Gravitational-wave standard siren probes of cosmology

Speaker: Jonathan Gair (MPG)
Date: Wednesday 24 February 2021
Time: 14:00
Venue: Zoom

On 17th August 2017, the Advanced LIGO and Virgo interferometers observed gravitational waves from the inspiral and merger of a binary neutron star system for the first time. An optical counterpart to the event was observed the following night, which allowed the unique identification of the host galaxy of the event and hence a determination of its redshift. The combination of a measurement of luminosity distance from the gravitational wave signal with the electromagnetic redshift measurement allowed the local expansion rate of the Universe, the Hubble constant, to be estimated.
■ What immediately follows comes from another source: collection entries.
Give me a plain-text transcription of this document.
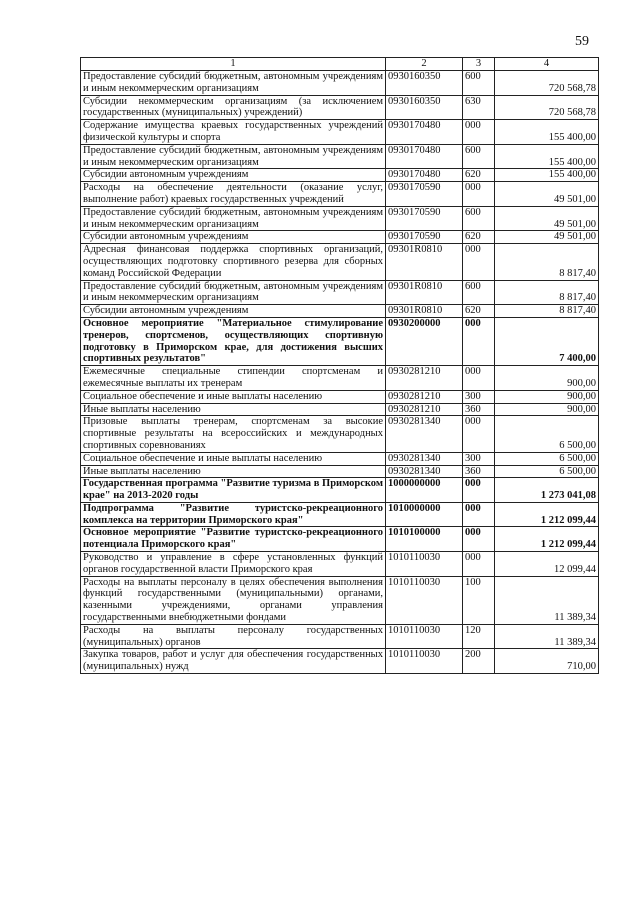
59
1	2	3	4
Предоставление субсидий бюджетным, автономным учреждениям и иным некоммерческим организациям	0930160350	600	720 568,78
Субсидии некоммерческим организациям (за исключением государственных (муниципальных) учреждений)	0930160350	630	720 568,78
Содержание имущества краевых государственных учреждений физической культуры и спорта	0930170480	000	155 400,00
Предоставление субсидий бюджетным, автономным учреждениям и иным некоммерческим организациям	0930170480	600	155 400,00
Субсидии автономным учреждениям	0930170480	620	155 400,00
Расходы на обеспечение деятельности (оказание услуг, выполнение работ) краевых государственных учреждений	0930170590	000	49 501,00
Предоставление субсидий бюджетным, автономным учреждениям и иным некоммерческим организациям	0930170590	600	49 501,00
Субсидии автономным учреждениям	0930170590	620	49 501,00
Адресная финансовая поддержка спортивных организаций, осуществляющих подготовку спортивного резерва для сборных команд Российской Федерации	09301R0810	000	8 817,40
Предоставление субсидий бюджетным, автономным учреждениям и иным некоммерческим организациям	09301R0810	600	8 817,40
Субсидии автономным учреждениям	09301R0810	620	8 817,40
Основное мероприятие "Материальное стимулирование тренеров, спортсменов, осуществляющих спортивную подготовку в Приморском крае, для достижения высших спортивных результатов"	0930200000	000	7 400,00
Ежемесячные специальные стипендии спортсменам и ежемесячные выплаты их тренерам	0930281210	000	900,00
Социальное обеспечение и иные выплаты населению	0930281210	300	900,00
Иные выплаты населению	0930281210	360	900,00
Призовые выплаты тренерам, спортсменам за высокие спортивные результаты на всероссийских и международных спортивных соревнованиях	0930281340	000	6 500,00
Социальное обеспечение и иные выплаты населению	0930281340	300	6 500,00
Иные выплаты населению	0930281340	360	6 500,00
Государственная программа "Развитие туризма в Приморском крае" на 2013-2020 годы	1000000000	000	1 273 041,08
Подпрограмма "Развитие туристско-рекреационного комплекса на территории Приморского края"	1010000000	000	1 212 099,44
Основное мероприятие "Развитие туристско-рекреационного потенциала Приморского края"	1010100000	000	1 212 099,44
Руководство и управление в сфере установленных функций органов государственной власти Приморского края	1010110030	000	12 099,44
Расходы на выплаты персоналу в целях обеспечения выполнения функций государственными (муниципальными) органами, казенными учреждениями, органами управления государственными внебюджетными фондами	1010110030	100	11 389,34
Расходы на выплаты персоналу государственных (муниципальных) органов	1010110030	120	11 389,34
Закупка товаров, работ и услуг для обеспечения государственных (муниципальных) нужд	1010110030	200	710,00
The final result, H0 = 70 +12/-8 km/s/Mpc, was consistent with current electromagnetic measurements, albeit not competitive with their precision. This result has since been enhanced by folding in statistical information from dark standard sirens, i.e., gravitational wave events without counterparts, and is expected to rapidly improve with the order of magnitude increase in events expected for near future detectors. Such standard siren measurements of cosmological parameters will suffer from a completely different set of systematic uncertainties to existing electromagnetic measurements and thus could offer a potential resolution of existing tensions in current cosmological measurements. In this talk I will describe the first gravitational wave Hubble constant measurements, discuss prospects for improving this result over the next two decades and describe some of the potential sources of systematic error that could limit the accuracy of the final result.